Nothing about a smartphone prevents email from being encrypted. The fact that nobody's sending encrypted email does, but that's a user adoption problem rather than a technical problem. The technical problem is solved, solved well, and has been solved for decades.

Encryption is easy. Key management is not. PGP is a lousy solution. Too difficult to use and sacrifices too much functionality.

The world needs something like iMessage but more open.

Key management is moderately difficult, and more of a UX problem than a technical one. A UX very much like that of iMessage could be built on top of PGP and keyservers.

We've had the ability to do this for a long time, but only a few major players are in a position to ensure sufficient user adoption, and they're not interested in creating anything that doesn't drive users to their walled gardens.

The bigger problem is that neither Apple nor Google have implemented device-local PGP encryption in their default email clients. Apple is one-step ahead and actually has had s/mime support for a while, but it really needs wide support on Android phones as well to become ubiquitous. It would set an implied standard for all other email apps on iOS and Android.
I think that was a common and pretty simple thing to do back when businesses still had modems and POTS lines — there were several popular FOSS and commercial solutions for setting up your own local fax gateway (print-to-outgoing-fax and incoming-fax-to-email being how I remember them working). By the late 90s most consumer modems could handle faxes.

I think the persistence of the fax is almost entirely a social problem, not a technical one. This article links to another, which contained this statement I found fascinating:

> Lately, doctors have taken to hand-delivering the most important records. > > “We used to fax the labor and delivery records, but they didn’t get > them or they were misplacing them,” says Hilda Moreno, who manages > the office’s medical records. “We kept getting calls like, did you > send this? And we’d say we did. So we started printing them out.”

They absolutely exist. A previous company I worked for had the same system as a legacy product but it still got plenty of traffic.

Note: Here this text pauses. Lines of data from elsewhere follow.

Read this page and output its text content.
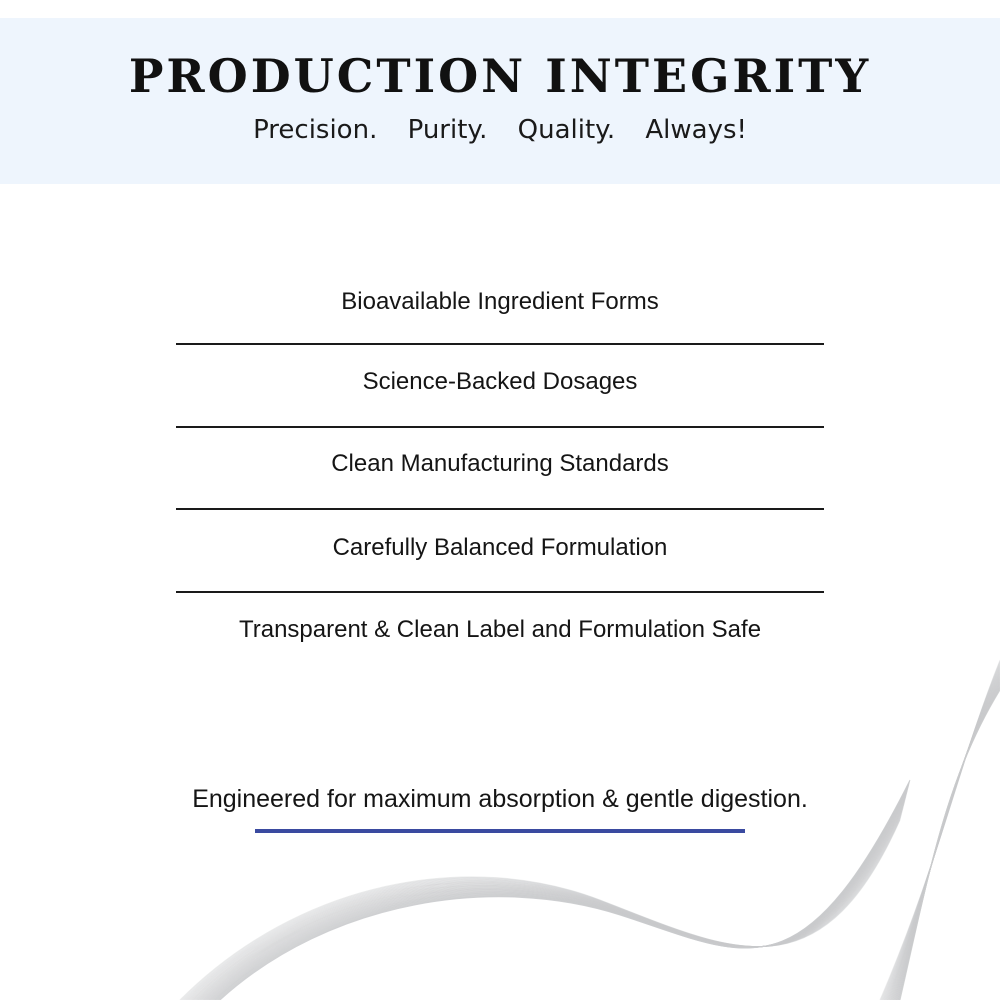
PRODUCTION INTEGRITY
Precision. Purity. Quality. Always!
Bioavailable Ingredient Forms
Science-Backed Dosages
Clean Manufacturing Standards
Carefully Balanced Formulation
Transparent & Clean Label and Formulation Safe
Engineered for maximum absorption & gentle digestion.
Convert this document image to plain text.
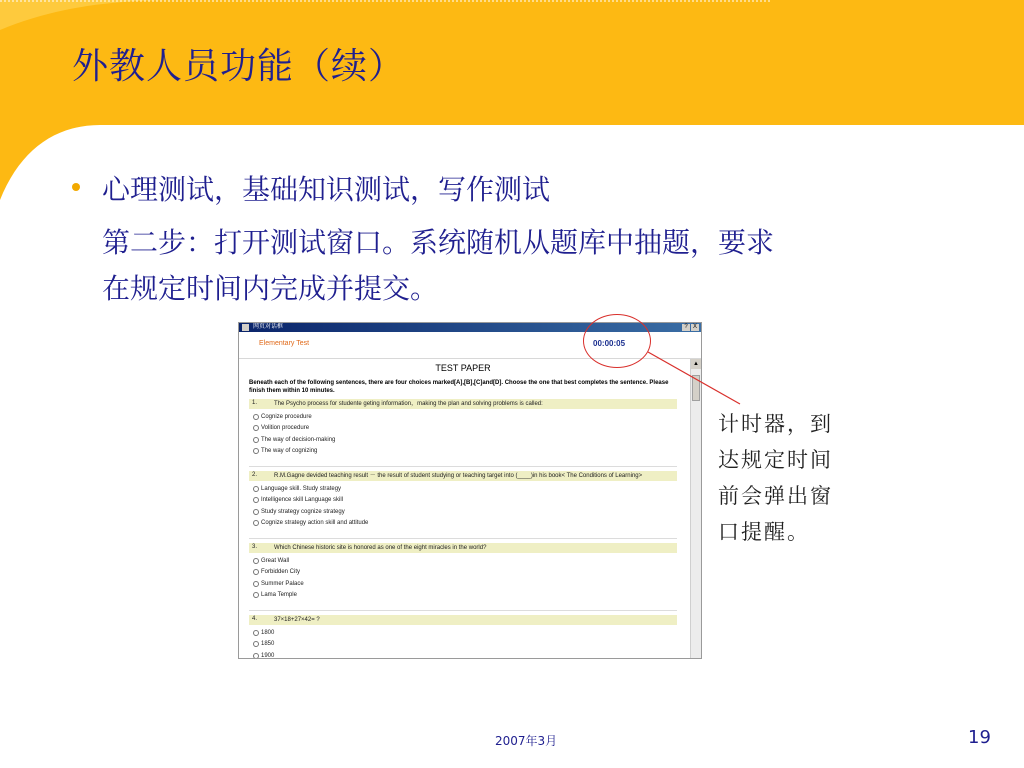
外教人员功能（续）
心理测试，基础知识测试，写作测试
第二步：打开测试窗口。系统随机从题库中抽题，要求
在规定时间内完成并提交。
网页对话框	? X
Elementary Test	00:00:05
TEST PAPER
Beneath each of the following sentences, there are four choices marked[A],[B],[C]and[D]. Choose the one that best completes the sentence. Please finish them within 10 minutes.
1.	The Psycho process for studente geting information，making the plan and solving problems is called:
Cognize procedure
Volition procedure
The way of decision-making
The way of cognizing
2.	R.M.Gagne devided teaching result － the result of student studying or teaching target into (____)in his book< The Conditions of Learning>
Language skill. Study strategy
Intelligence skill Language skill
Study strategy cognize strategy
Cognize strategy action skill and attitude
3.	Which Chinese historic site is honored as one of the eight miracles in the world?
Great Wall
Forbidden City
Summer Palace
Lama Temple
4.	37×18+27×42= ?
1800
1850
1900
▲
计时器，到
达规定时间
前会弹出窗
口提醒。
2007年3月	19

We also had fax -> email. Believe it or not there were plenty of accounts sending email -> fax which they had configured to forward using fax -> email. ‍️

They incured costs on both ends rather than just sending an email. Stupidity knows no bounds...

eFax had some patents that it used aggressively for a long time to shut down competitors, though it looks like the main one expired recently.

https://news.ycombinator.com/item?id=16660890

Twilio has a Fax API: https://www.twilio.com/fax
We had issues faxing rural areas through Twilio, like their SMS offerings (which lack shortcode support) it seems to be a partially baked solution. I asked them about it at SeaGL in Seattle, and the staff at their booth had few suggestions.
Idk about the fax issues in rural areas, I'm sure it's possible cause fax is hard, but Twilio definitely has SMS Shortcode support.